Alors que la famille s’enfuyait, l’armée israélienne a ouvert le feu, touchant le fils de Jabr avec une balle composée de caoutchouc.

L’armée a empêché les équipes de secours de l’atteindre, alors qu’il perdait du sang, ou de soigner les nombreux blessés. Inévitablement, une personne a succombé à ses blessures.

L’obstruction s’est étendue aux équipes de pompiers, entravant les efforts qu’elles déployaient pour éteindre les flammes qui ravageaient plusieurs maisons, entraînant d’importants dégâts matériels.

« Pendant l’attaque, nous nous sommes résignés à la possibilité de mourir », confie Amer Jabr à Middle East Eye. « Nous n’avons jamais envisagé l’idée d’abandonner notre maison.
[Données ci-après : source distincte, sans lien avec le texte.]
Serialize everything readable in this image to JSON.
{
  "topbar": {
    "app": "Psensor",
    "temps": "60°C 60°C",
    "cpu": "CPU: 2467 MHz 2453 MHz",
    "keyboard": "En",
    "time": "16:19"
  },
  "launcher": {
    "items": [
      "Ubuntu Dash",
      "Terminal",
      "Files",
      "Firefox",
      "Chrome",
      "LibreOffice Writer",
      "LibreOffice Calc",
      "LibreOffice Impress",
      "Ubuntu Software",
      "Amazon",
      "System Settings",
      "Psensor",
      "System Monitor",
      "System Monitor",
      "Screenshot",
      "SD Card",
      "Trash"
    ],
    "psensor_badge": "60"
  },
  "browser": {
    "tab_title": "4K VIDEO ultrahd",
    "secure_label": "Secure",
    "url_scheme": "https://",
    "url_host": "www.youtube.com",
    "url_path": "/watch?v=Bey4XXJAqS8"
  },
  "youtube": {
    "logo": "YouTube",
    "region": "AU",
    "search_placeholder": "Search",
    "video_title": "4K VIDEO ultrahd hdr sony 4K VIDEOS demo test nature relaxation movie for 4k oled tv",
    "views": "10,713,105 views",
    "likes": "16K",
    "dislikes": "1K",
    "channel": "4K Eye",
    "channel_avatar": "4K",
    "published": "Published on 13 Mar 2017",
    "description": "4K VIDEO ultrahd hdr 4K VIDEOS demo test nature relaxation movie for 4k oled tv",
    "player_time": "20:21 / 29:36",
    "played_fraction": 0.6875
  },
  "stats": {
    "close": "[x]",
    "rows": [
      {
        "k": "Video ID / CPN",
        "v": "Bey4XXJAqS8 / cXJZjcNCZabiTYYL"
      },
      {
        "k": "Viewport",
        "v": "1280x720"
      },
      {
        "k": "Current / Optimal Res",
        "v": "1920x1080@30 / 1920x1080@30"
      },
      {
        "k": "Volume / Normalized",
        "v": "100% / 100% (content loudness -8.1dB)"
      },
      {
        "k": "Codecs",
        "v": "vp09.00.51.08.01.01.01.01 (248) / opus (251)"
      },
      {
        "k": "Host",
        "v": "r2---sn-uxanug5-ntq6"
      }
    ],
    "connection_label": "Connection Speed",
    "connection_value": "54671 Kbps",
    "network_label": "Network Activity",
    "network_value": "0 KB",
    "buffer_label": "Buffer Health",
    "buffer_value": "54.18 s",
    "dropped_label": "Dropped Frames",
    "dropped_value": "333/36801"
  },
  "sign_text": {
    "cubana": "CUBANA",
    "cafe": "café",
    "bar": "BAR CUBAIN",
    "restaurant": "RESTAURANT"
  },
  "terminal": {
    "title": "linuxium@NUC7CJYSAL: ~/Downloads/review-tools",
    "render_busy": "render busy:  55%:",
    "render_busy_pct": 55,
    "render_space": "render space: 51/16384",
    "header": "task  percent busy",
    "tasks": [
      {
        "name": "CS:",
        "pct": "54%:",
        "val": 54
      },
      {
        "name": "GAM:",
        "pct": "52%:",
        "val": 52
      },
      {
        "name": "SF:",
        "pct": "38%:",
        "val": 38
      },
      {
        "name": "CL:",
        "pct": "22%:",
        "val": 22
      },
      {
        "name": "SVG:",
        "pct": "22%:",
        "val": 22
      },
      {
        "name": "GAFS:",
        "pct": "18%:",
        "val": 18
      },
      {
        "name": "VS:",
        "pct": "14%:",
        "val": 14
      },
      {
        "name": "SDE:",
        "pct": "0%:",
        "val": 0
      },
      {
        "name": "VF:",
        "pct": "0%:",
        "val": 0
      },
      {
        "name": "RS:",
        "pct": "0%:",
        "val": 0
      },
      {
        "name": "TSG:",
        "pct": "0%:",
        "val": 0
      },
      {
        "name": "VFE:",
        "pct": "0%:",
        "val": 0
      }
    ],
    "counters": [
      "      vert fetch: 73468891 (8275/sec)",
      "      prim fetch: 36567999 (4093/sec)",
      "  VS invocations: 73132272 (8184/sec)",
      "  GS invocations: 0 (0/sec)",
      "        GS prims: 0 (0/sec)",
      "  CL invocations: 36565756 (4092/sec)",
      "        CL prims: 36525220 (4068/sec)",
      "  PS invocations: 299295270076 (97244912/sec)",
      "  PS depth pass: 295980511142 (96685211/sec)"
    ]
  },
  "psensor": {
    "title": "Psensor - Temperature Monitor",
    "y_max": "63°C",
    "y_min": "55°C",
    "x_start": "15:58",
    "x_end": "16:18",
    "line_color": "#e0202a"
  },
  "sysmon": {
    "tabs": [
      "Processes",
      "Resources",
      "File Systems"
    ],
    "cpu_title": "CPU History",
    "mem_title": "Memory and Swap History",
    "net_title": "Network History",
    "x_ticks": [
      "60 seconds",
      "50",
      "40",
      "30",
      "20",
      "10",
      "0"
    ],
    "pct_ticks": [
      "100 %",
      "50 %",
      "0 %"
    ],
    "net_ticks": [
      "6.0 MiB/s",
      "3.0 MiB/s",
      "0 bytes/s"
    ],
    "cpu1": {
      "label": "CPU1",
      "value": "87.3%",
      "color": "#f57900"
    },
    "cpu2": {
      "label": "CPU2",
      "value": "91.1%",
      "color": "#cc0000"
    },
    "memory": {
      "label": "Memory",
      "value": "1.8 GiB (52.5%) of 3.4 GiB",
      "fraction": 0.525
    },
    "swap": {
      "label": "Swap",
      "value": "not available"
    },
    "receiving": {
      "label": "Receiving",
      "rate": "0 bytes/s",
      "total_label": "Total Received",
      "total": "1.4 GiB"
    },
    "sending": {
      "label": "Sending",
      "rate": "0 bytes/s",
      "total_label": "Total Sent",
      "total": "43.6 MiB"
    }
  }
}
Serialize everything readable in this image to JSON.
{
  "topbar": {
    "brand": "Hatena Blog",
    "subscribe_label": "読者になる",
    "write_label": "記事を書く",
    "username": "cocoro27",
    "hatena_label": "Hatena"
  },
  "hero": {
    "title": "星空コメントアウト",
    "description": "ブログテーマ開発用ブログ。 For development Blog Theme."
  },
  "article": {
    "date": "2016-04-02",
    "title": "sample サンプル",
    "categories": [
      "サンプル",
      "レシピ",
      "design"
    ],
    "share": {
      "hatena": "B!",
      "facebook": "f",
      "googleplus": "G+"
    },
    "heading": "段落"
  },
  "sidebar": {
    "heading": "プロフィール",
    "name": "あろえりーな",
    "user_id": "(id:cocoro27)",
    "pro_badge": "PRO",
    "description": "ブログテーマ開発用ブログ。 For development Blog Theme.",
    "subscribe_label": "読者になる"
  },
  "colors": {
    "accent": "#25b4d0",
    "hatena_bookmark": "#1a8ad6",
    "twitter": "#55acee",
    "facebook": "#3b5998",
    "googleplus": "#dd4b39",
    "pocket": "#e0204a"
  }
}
Où irions-nous ? C’est ici que nous vivons, ici que nous mourrons. »

Les colons ont également pris pour cible les habitations des quatre frères d’Amer Jabr, situées à proximité de leur maison d’enfance, à la périphérie du village.

Les autorités israéliennes ont construit une route pour les colons à seulement quelques centaines de mètres des maisons de ses frères, privant les Palestiniens d’un semblant de vie normale. Ces maisons sont fréquemment la cible de la violence des colons, mais cette attaque, note Amer Jabr, a été particulièrement terrible car marquée par l’utilisation d’armes au lieu de simples pierres.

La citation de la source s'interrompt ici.